POLITICA E POTERE
Il PPD minaccia la crisi contro il PLR. Foletti: "I liberali non tirino troppo la corda o salta tutto"
Scricchiola pesantemente l'alleanza tra i tre partiti dopo lo smarcamento del PLR sul freno ai disavanzi. Il PPD riunisce d'urgenza il gruppo parlamentare
BELLINZONA - Il triciclo entra in crisi: l'asse PLR-Lega-PPD scricchiola pesantemente.
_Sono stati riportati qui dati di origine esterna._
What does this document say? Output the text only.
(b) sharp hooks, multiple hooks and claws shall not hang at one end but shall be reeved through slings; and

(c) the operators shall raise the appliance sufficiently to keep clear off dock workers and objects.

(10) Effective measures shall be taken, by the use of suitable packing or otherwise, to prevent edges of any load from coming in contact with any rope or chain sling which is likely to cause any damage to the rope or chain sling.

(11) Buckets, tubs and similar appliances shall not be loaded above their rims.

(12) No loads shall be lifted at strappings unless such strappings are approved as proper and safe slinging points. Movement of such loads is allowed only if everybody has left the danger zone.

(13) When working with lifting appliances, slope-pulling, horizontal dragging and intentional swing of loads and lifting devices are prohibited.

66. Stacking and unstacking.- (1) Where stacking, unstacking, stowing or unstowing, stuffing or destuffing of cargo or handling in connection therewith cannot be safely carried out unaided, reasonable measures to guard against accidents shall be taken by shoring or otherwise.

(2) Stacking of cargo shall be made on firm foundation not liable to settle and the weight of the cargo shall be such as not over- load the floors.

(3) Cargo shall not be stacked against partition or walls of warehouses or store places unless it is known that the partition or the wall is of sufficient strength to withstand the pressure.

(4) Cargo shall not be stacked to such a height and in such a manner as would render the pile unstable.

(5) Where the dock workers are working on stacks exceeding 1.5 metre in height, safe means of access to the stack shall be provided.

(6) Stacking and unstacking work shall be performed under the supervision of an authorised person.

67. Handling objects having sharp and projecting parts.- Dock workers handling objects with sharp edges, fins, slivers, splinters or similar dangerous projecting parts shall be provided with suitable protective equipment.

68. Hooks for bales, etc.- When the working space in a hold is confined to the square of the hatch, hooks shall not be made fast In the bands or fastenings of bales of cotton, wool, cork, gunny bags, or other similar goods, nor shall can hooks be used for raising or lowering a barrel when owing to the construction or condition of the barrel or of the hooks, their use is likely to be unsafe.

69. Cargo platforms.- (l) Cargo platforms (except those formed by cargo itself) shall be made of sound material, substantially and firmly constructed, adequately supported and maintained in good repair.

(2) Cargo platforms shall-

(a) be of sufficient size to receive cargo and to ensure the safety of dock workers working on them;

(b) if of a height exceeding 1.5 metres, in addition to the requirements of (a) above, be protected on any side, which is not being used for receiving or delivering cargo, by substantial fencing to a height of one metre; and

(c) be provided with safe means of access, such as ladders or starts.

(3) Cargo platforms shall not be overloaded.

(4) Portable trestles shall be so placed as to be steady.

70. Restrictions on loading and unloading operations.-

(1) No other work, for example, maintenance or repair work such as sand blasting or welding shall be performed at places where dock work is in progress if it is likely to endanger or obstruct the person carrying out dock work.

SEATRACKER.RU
Ad aprire una crepa nell'alleanza la decisione del PLR di smarcarsi su uno dei tre provvedimenti alla base del patto: il freno ai disavanzi. I liberali radicali hanno infatti deciso di presentare, contrariamente ai precedenti accordi, un loro rapporto parlamentare sullo strumento di controllo finanziario, che include il moltiplicatore cantonale. Per il PLR va messo nella Costituzione, mentre PPD e Lega vogliono semplicemente una modifica di legge.Il PLR ha comunicato ieri in Commissione della Gestione la sua decisione, e oggi giungono le prime dure reazioni dagli alleati. Ad aprire, o quanto meno a minacciare la crisi, è il PPD, che con una dura e stringata nota stampa, annuncia una possibile resa dei conti: "A seguito delle sorprendenti dichiarazioni e delle decisioni degli organi dirigenziali del Gruppo Liberale Radicale in Gran Consiglio, e il conseguente dietrofront agli accordi presi in commissione della Gestione, oggi alle 13:15 si riunirà il Gruppo PPD nella sala B del Palazzo delle Orsoline a discutere e decidere la propria posizione in merito all'intero pacchetto sul risanamento finanziario del Cantone". Punto e stop. Le decisioni dopo la riunione.Anche il capogruppo della Lega Michele Foletti, ai microfoni di Liberatv.ch, parla apertamente di "grande fastidio" per la posizione dei liberali radicali. "Il PLR - dice - non tiri troppo la corda altrimenti salta tutto. Lo smarcamento di ieri mette in dubbio la reale volontà da parte loro di realizzare l'accordo raggiunto con noi e il PPD che prevede un pacchetto globale con preventivo, road map, e freno ai disavanzi. Le tre cose sono strettamente legate e non sono ammesse alternative". "Anche perché - prosegue Foletti - ognuno ha fatto delle concessioni, noi ad esempio quella dolorosa sui sussidi di cassa malati. E adesso anche loro devono farlo sul freno ai disavanzi. Ripeto, il pacchetto è globale: per questo la discussione è stata rinviata a gennaio". "Non voglio ancora parlare di gesto di rottura me certamente è una provocazione non in linea con quello che avevamo concordato. Vediamo cosa accade nelle prossime settimane. Ma è chiaro che se il PLR, una volta che il loro rapporto non avrà i numeri, voterà contro quello di Lega e PPD, allora sì, sarà rottura, e dovranno assumersi tutte le responsabilità per avere di conseguenza fatto cadere il preventivo", conclude il capogruppo leghista.